The internet takes on two distinct forms. The first form is the physical infrastructure that consists mainly of hardware, along with the power that is needed to keep the hardware up and running. The second form is mental, where individual users are “transported” to places where they can either be passive or active in their use of the internet.
In the sense of harm to the environment, the physical internet infrastructure poses a great problem. Massive amounts of electrical power serve as the bloodstream of the internet, and there are no sources of electrical power that are completely harmless to the environment.
But power is not the only problem that is created by the increasing use of the internet. The Earth gives up substances that go into the hardware of silicon wafers, batteries, computer screens, cables and other components. These components will either become growing waste and disposal hazards, or they will continue to require highly destructive mining and processing, especially where the rare earth or lanthanoid substances are concerned.

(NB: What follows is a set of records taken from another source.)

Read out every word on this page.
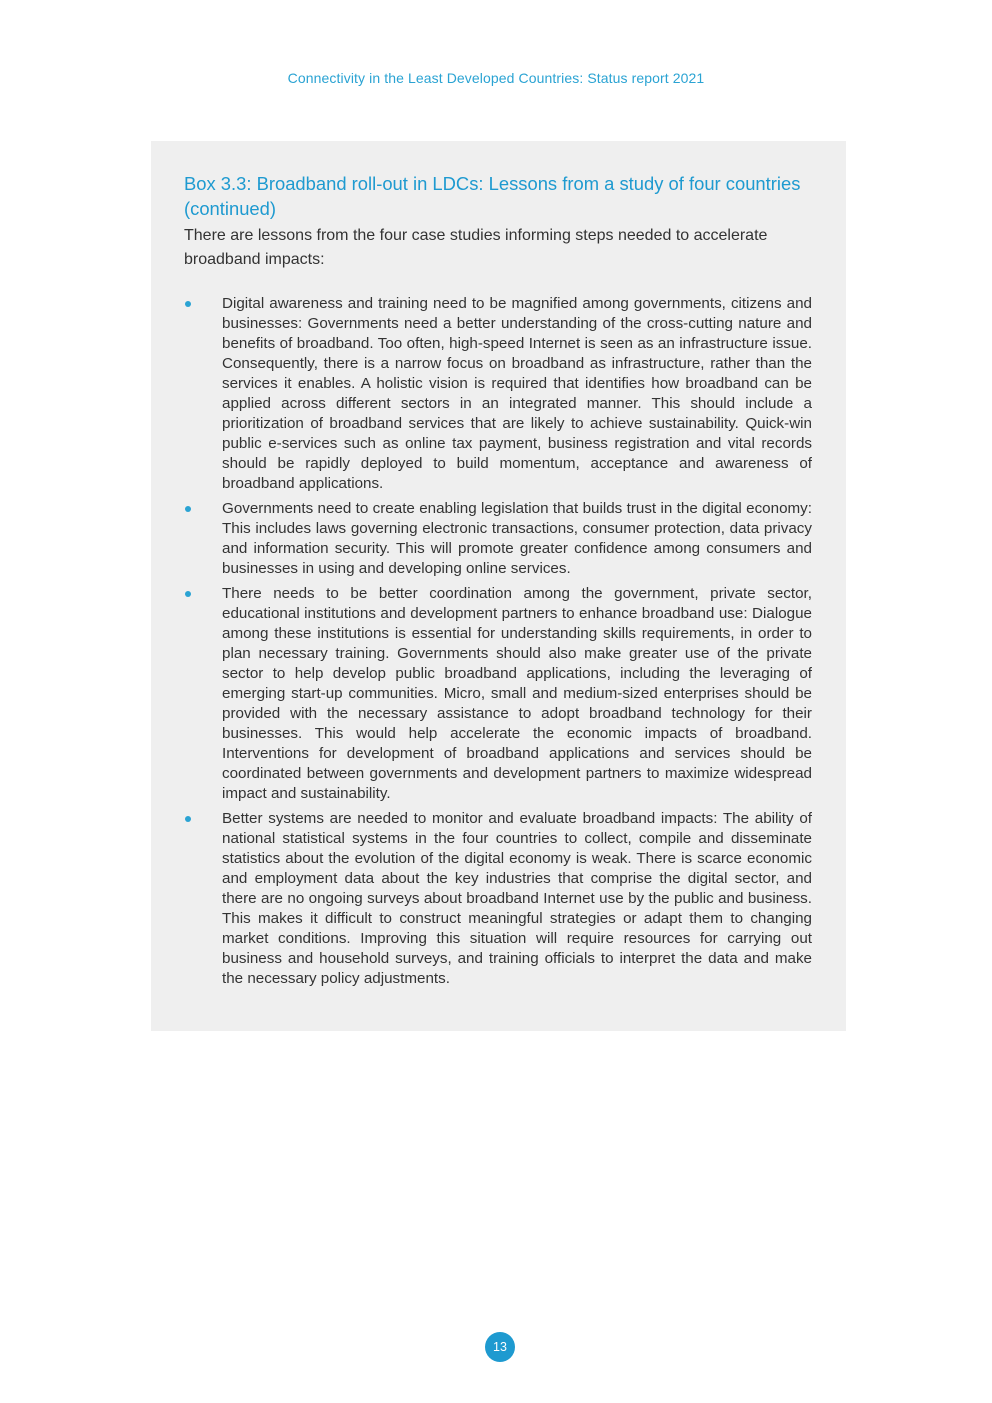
Connectivity in the Least Developed Countries: Status report 2021
Box 3.3: Broadband roll-out in LDCs: Lessons from a study of four countries (continued)

There are lessons from the four case studies informing steps needed to accelerate broadband impacts:

Digital awareness and training need to be magnified among governments, citizens and businesses: Governments need a better understanding of the cross-cutting nature and benefits of broadband. Too often, high-speed Internet is seen as an infrastructure issue. Consequently, there is a narrow focus on broadband as infrastructure, rather than the services it enables. A holistic vision is required that identifies how broadband can be applied across different sectors in an integrated manner. This should include a prioritization of broadband services that are likely to achieve sustainability. Quick-win public e-services such as online tax payment, business registration and vital records should be rapidly deployed to build momentum, acceptance and awareness of broadband applications.
Governments need to create enabling legislation that builds trust in the digital economy: This includes laws governing electronic transactions, consumer protection, data privacy and information security. This will promote greater confidence among consumers and businesses in using and developing online services.
There needs to be better coordination among the government, private sector, educational institutions and development partners to enhance broadband use: Dialogue among these institutions is essential for understanding skills requirements, in order to plan necessary training. Governments should also make greater use of the private sector to help develop public broadband applications, including the leveraging of emerging start-up communities. Micro, small and medium-sized enterprises should be provided with the necessary assistance to adopt broadband technology for their businesses. This would help accelerate the economic impacts of broadband. Interventions for development of broadband applications and services should be coordinated between governments and development partners to maximize widespread impact and sustainability.
Better systems are needed to monitor and evaluate broadband impacts: The ability of national statistical systems in the four countries to collect, compile and disseminate statistics about the evolution of the digital economy is weak. There is scarce economic and employment data about the key industries that comprise the digital sector, and there are no ongoing surveys about broadband Internet use by the public and business. This makes it difficult to construct meaningful strategies or adapt them to changing market conditions. Improving this situation will require resources for carrying out business and household surveys, and training officials to interpret the data and make the necessary policy adjustments.
13
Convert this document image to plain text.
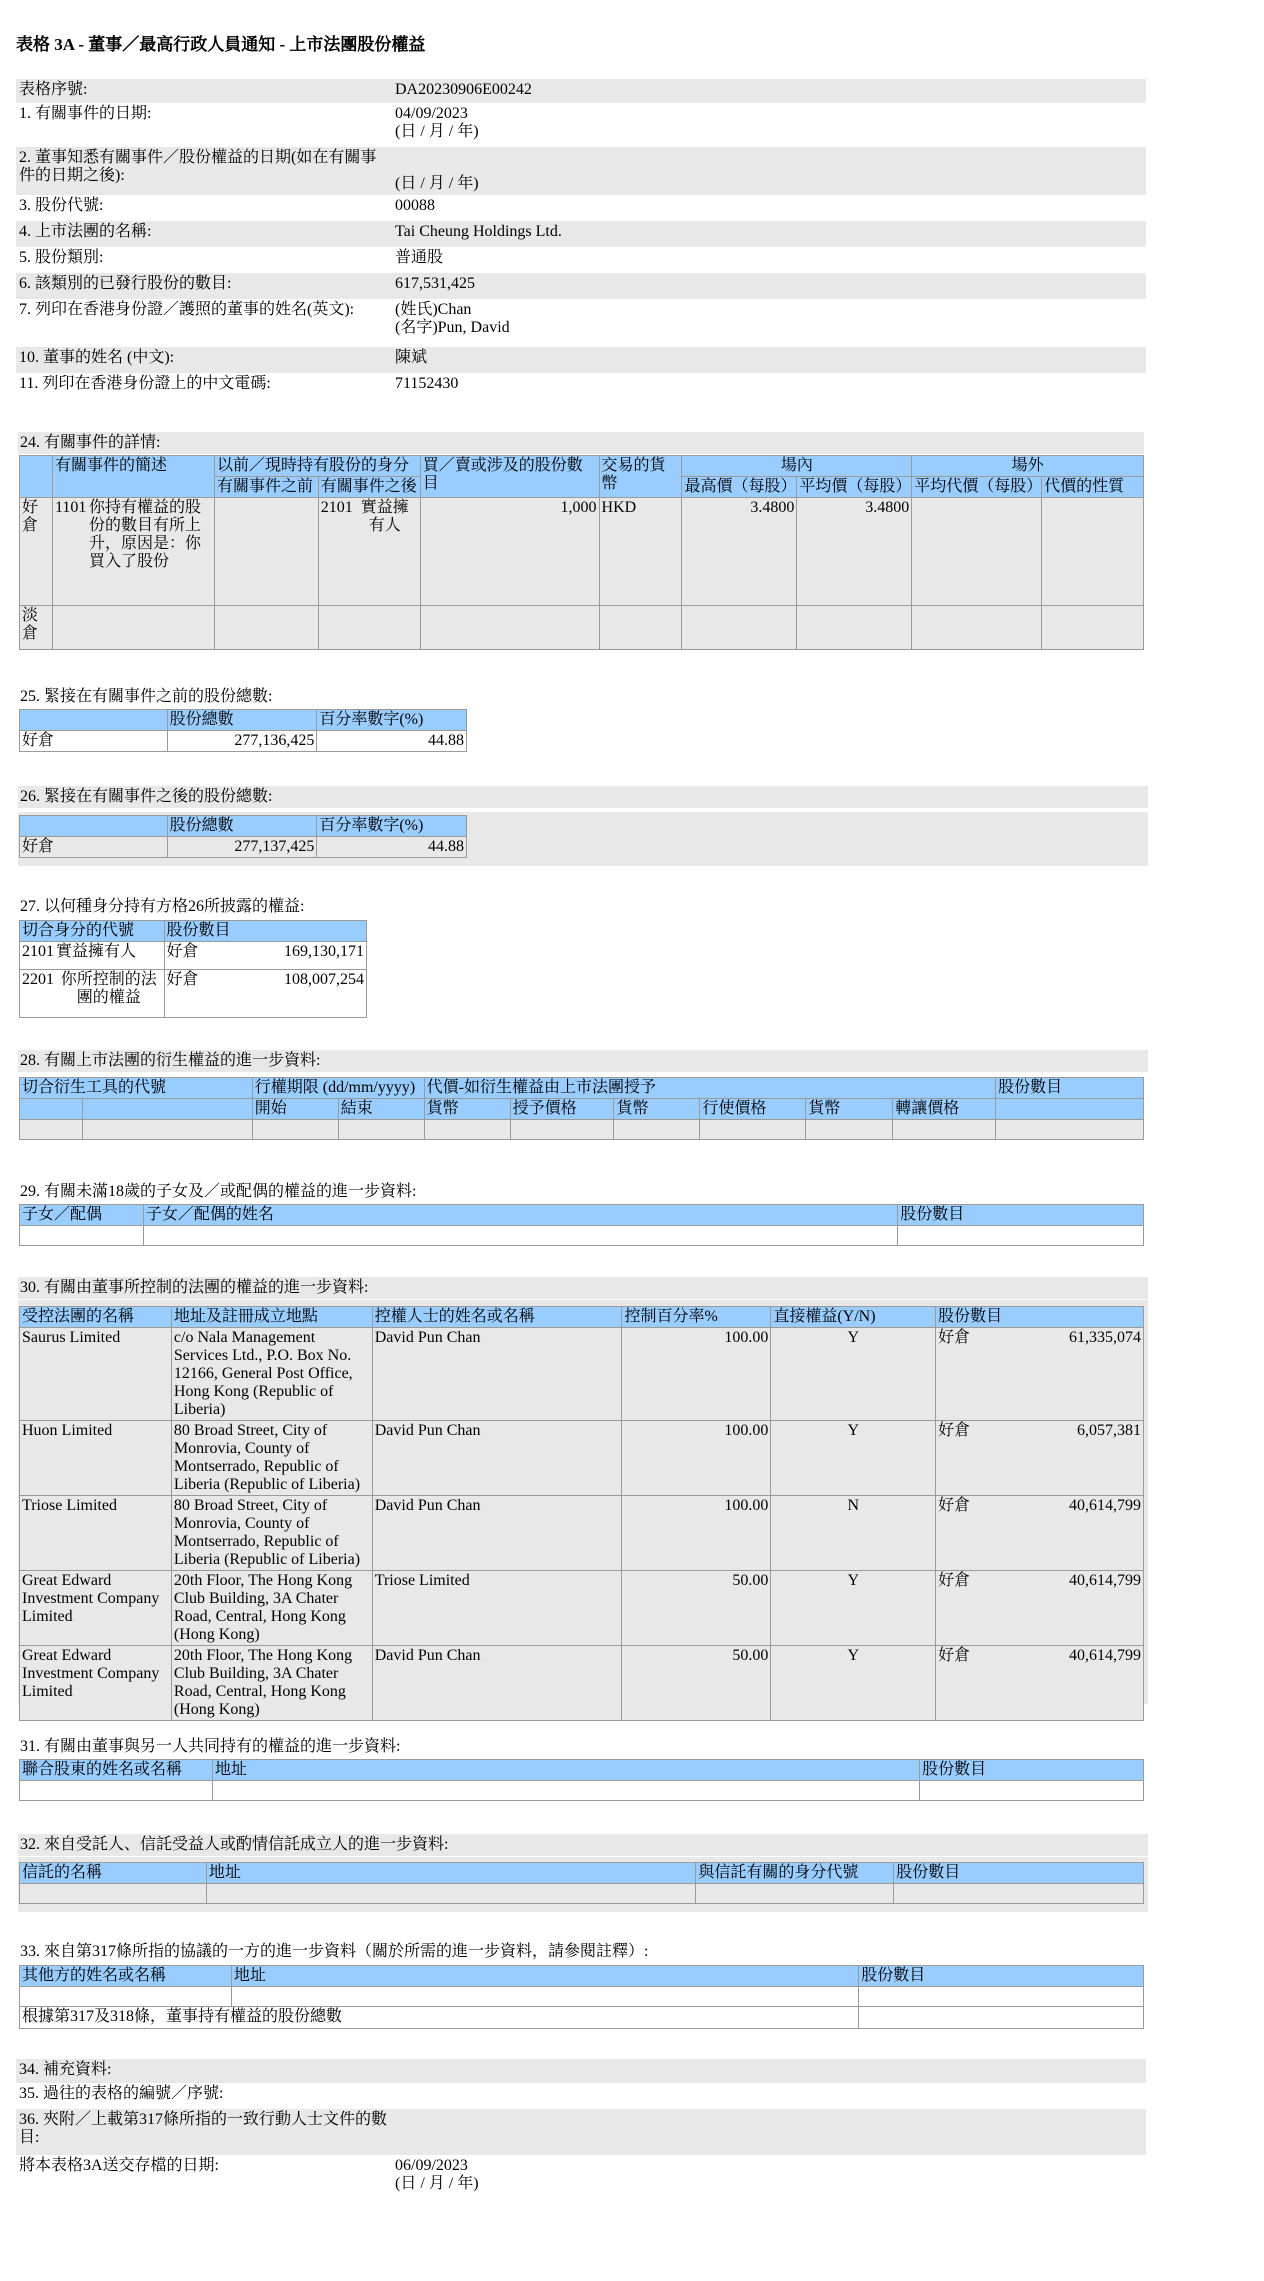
表格 3A - 董事／最高行政人員通知 - 上市法團股份權益
表格序號:	DA20230906E00242
1. 有關事件的日期:	04/09/2023
(日 / 月 / 年)

2. 董事知悉有關事件／股份權益的日期(如在有關事件的日期之後):	(日 / 月 / 年)

3. 股份代號:	00088
4. 上市法團的名稱:	Tai Cheung Holdings Ltd.
5. 股份類別:	普通股
6. 該類別的已發行股份的數目:	617,531,425
7. 列印在香港身份證／護照的董事的姓名(英文):	(姓氏)Chan
(名字)Pun, David

10. 董事的姓名 (中文):	陳斌
11. 列印在香港身份證上的中文電碼:	71152430
24. 有關事件的詳情:
	有關事件的簡述	以前／現時持有股份的身分		買／賣或涉及的股份數目	交易的貨幣	場內		場外	
		有關事件之前	有關事件之後			最高價（每股）	平均價（每股）	平均代價（每股）	代價的性質
好倉	1101 你持有權益的股份的數目有所上升，原因是：你買入了股份		2101 實益擁有人	1,000	HKD	3.4800	3.4800		
淡倉									
25. 緊接在有關事件之前的股份總數:
	股份總數	百分率數字(%)
好倉	277,136,425	44.88
26. 緊接在有關事件之後的股份總數:
	股份總數	百分率數字(%)
好倉	277,137,425	44.88
27. 以何種身分持有方格26所披露的權益:
切合身分的代號	股份數目

2101 實益擁有人	好倉 169,130,171

2201 你所控制的法團的權益	好倉 108,007,254
28. 有關上市法團的衍生權益的進一步資料:
切合衍生工具的代號		行權期限 (dd/mm/yyyy)		代價-如衍生權益由上市法團授予						股份數目
		開始	結束	貨幣	授予價格	貨幣	行使價格	貨幣	轉讓價格	

29. 有關未滿18歲的子女及／或配偶的權益的進一步資料:
子女／配偶	子女／配偶的姓名	股份數目

30. 有關由董事所控制的法團的權益的進一步資料:
受控法團的名稱	地址及註冊成立地點	控權人士的姓名或名稱	控制百分率%	直接權益(Y/N)	股份數目
Saurus Limited	c/o Nala Management Services Ltd., P.O. Box No. 12166, General Post Office, Hong Kong (Republic of Liberia)	David Pun Chan	100.00	Y	好倉 61,335,074

Huon Limited	80 Broad Street, City of Monrovia, County of Montserrado, Republic of Liberia (Republic of Liberia)	David Pun Chan	100.00	Y	好倉 6,057,381

Triose Limited	80 Broad Street, City of Monrovia, County of Montserrado, Republic of Liberia (Republic of Liberia)	David Pun Chan	100.00	N	好倉 40,614,799

Great Edward Investment Company Limited	20th Floor, The Hong Kong Club Building, 3A Chater Road, Central, Hong Kong (Hong Kong)	Triose Limited	50.00	Y	好倉 40,614,799

Great Edward Investment Company Limited	20th Floor, The Hong Kong Club Building, 3A Chater Road, Central, Hong Kong (Hong Kong)	David Pun Chan	50.00	Y	好倉 40,614,799
31. 有關由董事與另一人共同持有的權益的進一步資料:
聯合股東的姓名或名稱	地址	股份數目

32. 來自受託人、信託受益人或酌情信託成立人的進一步資料:
信託的名稱	地址	與信託有關的身分代號	股份數目

33. 來自第317條所指的協議的一方的進一步資料（關於所需的進一步資料，請參閱註釋）:
其他方的姓名或名稱	地址	股份數目

根據第317及318條，董事持有權益的股份總數		
34. 補充資料:	
35. 過往的表格的編號／序號:	
36. 夾附／上載第317條所指的一致行動人士文件的數目:	
將本表格3A送交存檔的日期:	06/09/2023
(日 / 月 / 年)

As a result, while the major efforts on this Earth day have been to call for more “green” or Earth friendly power, an equal amount of focus needs to go toward better ways of dealing with the environmentally harmful aspects of producing and disposing of equipment that is used to access the web.
In the sense of help to the environment, the internet has been a priceless gift. The internet has provided more ways to educate, inform and motivate the public to adapt their behavior, to demand cleaner power and to demand better disposal of environmentally harmful substances and equipment.
Many of today’s improved and local waste disposal policies were helped into existence by those who used the internet to build better informed, better organized and highly motivated communities. Those communities helped to implement the improvements, programs and policies.
Thus, the internet offers a vast number of ways for the public to passively receive information and facts, to actively express themselves, and to influence lawmaking and public policy, especially where the more controversial power and waste disposal issues are concerned.
As the most glaring and recent example, the Japanese nuclear crisis has resulted in rapid and global changes in operations, in public scrutiny, and in and the future plans of the international nuclear power industry. At the same time, there is much greater and more well informed interest in all of the issues that revolve around the world’s increasing need for electrical power, and this is all thanks to the internet.
In the final sense, the internet is both an effect and a cause of environmental concerns that works in a recursive relationship with people and the environment. As the environment is threatened by the physical demands of a growing web population, that population uses the intellectual properties of the web to work out ways to save the very same environment.